Are You Hydrated?
As it starts to heat up in Brisbane, are you getting enough fluid? Optimal hydration is a cornerstone of good health. We need good hydration helps to flush the kidneys, remove the body’s waste products, prevent water retention, and plays a role in heat regulation.
Another excellent reason to be hydrated is to help manage your weight. Fluid is a natural appetite suppressant; the body commonly confuses the signals between hungry and thirsty, which is why you should make sure you’ve had something to drink before you go for a snack.
What and how much to drink?
Water is best; it’s freely available and calorie free! If you don’t like water, try some natural flavours (lemon, mint), carbonating the water (eg with a soda stream) or there are some ready-made cold water tea infusions now available at the supermarket to add extra flavour.
If you’re choosing a fluid other than water, look for something with minimal added sugars and preservatives such as tea, mineral water of kombucha.
Milk and fresh squeezed juice provide added nutrient density for their calories, so can be good choices if accounted for within the overall diet. Soft drink, processed juices and sports drinks just provide sugar/calories and are best avoided!

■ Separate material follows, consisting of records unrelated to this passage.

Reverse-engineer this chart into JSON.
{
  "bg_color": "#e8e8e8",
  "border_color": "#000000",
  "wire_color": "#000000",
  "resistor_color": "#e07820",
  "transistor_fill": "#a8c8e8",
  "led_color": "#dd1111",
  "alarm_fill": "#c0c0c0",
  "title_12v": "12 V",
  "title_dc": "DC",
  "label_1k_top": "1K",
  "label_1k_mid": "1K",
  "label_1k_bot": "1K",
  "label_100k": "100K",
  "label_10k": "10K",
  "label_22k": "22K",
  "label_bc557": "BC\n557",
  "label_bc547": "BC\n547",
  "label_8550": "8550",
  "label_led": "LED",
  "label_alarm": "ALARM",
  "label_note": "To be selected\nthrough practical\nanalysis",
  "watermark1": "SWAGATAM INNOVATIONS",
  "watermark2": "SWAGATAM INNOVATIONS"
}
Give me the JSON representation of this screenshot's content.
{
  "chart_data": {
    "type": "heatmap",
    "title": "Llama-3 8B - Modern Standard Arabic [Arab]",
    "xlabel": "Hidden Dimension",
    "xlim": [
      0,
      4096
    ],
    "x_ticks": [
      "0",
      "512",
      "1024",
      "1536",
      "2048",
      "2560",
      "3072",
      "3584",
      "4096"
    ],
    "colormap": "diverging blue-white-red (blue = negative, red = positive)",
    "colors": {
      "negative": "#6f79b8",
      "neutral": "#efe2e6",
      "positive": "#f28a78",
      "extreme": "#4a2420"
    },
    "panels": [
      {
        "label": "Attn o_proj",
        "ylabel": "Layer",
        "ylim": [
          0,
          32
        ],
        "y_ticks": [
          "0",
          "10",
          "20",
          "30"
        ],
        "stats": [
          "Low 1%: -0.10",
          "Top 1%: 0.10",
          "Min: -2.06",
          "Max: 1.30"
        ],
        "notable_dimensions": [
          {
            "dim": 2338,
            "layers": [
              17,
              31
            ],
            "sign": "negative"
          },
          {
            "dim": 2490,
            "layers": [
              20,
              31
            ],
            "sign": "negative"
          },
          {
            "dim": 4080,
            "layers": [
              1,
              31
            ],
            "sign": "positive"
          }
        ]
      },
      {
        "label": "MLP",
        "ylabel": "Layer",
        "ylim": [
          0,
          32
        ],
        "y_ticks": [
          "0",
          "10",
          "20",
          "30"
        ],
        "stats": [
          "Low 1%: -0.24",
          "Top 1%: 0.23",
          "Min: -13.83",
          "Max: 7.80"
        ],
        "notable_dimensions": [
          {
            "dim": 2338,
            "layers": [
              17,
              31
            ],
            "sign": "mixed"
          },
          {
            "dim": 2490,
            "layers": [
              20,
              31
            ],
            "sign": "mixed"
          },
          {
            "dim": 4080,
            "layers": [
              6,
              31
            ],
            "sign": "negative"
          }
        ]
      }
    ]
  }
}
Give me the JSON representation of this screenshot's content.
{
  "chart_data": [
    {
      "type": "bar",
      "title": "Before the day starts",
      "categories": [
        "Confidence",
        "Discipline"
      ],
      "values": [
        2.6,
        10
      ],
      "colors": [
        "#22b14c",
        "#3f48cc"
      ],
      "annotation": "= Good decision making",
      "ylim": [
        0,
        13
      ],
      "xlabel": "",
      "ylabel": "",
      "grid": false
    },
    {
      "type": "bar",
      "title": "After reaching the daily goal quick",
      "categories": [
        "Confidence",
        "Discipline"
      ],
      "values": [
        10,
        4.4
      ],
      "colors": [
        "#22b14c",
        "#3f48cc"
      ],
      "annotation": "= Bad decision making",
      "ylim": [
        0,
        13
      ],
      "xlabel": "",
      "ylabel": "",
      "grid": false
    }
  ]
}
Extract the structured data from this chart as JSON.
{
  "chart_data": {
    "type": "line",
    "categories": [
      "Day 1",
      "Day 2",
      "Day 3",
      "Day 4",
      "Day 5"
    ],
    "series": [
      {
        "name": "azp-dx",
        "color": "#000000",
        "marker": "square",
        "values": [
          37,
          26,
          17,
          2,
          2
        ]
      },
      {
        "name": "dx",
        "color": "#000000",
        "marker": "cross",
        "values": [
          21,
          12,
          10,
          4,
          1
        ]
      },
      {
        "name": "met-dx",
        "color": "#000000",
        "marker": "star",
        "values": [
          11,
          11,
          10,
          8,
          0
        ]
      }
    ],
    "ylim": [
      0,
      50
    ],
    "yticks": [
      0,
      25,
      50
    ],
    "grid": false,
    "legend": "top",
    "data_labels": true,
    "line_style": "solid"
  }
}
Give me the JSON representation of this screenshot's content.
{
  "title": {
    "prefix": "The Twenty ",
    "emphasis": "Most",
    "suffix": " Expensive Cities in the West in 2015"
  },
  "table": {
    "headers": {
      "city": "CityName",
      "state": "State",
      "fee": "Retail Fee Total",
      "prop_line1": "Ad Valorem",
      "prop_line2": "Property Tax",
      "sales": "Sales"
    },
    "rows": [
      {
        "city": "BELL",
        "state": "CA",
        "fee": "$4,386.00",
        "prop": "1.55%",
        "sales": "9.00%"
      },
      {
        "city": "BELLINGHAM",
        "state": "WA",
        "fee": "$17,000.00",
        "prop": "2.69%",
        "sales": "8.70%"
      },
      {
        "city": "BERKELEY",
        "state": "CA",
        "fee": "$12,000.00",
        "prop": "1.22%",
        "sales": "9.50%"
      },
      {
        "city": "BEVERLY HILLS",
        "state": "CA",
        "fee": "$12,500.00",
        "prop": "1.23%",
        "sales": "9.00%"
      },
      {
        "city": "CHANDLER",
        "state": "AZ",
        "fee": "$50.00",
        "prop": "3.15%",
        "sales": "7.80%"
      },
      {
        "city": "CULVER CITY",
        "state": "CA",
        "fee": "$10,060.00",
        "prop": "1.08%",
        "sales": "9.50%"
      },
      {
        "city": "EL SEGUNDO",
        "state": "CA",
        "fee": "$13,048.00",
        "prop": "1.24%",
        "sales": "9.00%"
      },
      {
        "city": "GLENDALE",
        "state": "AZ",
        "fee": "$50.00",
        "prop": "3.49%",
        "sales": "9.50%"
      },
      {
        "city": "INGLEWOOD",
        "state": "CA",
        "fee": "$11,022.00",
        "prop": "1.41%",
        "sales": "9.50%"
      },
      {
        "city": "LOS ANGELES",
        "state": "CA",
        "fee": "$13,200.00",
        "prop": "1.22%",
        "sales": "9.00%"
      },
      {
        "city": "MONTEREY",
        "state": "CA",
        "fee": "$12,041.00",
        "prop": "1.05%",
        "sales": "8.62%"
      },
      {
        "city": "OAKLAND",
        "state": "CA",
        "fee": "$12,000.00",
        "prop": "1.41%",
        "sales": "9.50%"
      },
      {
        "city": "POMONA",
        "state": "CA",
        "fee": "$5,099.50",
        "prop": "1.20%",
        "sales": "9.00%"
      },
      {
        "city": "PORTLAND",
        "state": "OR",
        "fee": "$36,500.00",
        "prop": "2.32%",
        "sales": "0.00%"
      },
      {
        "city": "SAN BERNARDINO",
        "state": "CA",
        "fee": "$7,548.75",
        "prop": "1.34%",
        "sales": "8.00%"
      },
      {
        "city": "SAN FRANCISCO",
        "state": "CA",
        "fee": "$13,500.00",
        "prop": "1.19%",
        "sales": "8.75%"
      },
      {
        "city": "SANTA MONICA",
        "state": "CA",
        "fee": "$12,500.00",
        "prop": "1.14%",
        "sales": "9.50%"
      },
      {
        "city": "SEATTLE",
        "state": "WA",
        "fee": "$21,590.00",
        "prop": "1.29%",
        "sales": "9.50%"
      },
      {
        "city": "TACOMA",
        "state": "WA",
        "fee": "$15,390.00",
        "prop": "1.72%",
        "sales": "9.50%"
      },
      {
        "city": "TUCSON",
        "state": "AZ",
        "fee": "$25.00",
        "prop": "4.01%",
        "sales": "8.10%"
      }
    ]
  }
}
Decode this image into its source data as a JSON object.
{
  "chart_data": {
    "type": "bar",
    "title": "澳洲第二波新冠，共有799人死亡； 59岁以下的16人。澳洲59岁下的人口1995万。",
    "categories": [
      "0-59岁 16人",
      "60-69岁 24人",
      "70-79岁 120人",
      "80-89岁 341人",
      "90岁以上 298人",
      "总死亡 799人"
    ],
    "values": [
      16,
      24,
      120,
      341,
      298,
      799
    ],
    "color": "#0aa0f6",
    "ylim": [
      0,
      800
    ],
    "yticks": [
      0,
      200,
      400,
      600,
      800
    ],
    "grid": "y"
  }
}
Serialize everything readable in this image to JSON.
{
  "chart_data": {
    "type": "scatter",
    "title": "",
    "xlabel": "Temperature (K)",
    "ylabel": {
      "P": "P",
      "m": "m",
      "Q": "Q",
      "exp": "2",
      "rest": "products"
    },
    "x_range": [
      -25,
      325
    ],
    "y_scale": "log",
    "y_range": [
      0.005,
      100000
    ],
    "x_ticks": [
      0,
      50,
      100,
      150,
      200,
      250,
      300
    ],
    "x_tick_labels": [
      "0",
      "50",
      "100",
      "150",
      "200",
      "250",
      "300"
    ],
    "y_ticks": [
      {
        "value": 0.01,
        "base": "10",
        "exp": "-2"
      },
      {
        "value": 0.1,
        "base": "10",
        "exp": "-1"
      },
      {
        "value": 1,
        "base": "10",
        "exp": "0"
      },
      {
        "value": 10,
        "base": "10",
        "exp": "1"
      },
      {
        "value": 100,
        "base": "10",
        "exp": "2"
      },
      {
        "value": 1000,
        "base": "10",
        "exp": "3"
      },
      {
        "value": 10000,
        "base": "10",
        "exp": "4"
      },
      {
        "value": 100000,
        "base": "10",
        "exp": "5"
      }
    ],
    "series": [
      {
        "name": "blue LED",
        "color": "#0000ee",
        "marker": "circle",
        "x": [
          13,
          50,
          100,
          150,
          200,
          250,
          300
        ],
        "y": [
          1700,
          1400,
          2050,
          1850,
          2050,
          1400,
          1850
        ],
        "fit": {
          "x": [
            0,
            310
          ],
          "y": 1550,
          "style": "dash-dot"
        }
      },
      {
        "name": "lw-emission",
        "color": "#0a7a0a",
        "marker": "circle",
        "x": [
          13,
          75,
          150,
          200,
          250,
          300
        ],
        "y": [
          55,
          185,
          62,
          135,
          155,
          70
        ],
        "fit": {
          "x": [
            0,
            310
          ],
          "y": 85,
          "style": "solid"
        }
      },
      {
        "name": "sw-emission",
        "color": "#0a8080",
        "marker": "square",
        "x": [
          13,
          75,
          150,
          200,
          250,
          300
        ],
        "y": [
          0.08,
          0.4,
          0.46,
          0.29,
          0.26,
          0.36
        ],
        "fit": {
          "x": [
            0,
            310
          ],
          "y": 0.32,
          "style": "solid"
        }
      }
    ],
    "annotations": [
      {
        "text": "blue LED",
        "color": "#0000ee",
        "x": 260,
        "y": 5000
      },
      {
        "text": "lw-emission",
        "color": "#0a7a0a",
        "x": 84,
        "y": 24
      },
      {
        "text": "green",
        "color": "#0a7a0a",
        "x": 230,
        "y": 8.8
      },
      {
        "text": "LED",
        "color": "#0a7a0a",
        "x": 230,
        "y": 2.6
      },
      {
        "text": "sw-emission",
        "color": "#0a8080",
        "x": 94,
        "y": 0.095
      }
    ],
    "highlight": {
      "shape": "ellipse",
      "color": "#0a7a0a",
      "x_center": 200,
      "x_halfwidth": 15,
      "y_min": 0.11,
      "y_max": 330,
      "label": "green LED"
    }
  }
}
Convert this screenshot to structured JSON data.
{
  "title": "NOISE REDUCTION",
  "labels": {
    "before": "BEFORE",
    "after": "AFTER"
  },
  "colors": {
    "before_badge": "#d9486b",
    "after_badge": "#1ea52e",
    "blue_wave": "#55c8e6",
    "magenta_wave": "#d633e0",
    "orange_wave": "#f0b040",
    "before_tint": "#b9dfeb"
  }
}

Aim for 2 – 2.5 L per day plus sweat losses. This means if you’re a very active individual, you may require upwards of 3 L per day.
A good way to see if you’re hydrated is to check the colour of your urine – it should be clear and not bright or dark yellow. Remember multivitamins will change the colour!
Tips to increase your fluid intake:
– Carry a water bottle; a clear one helps you see how much you’ve drunk
– Have a glass with meals and snacks
– Always drink fluids when exercising
– Use a chart to track your fluid intake
If in doubt an Accredited Practising Dietitian can answer your questions about your individual fluid and hydration plan.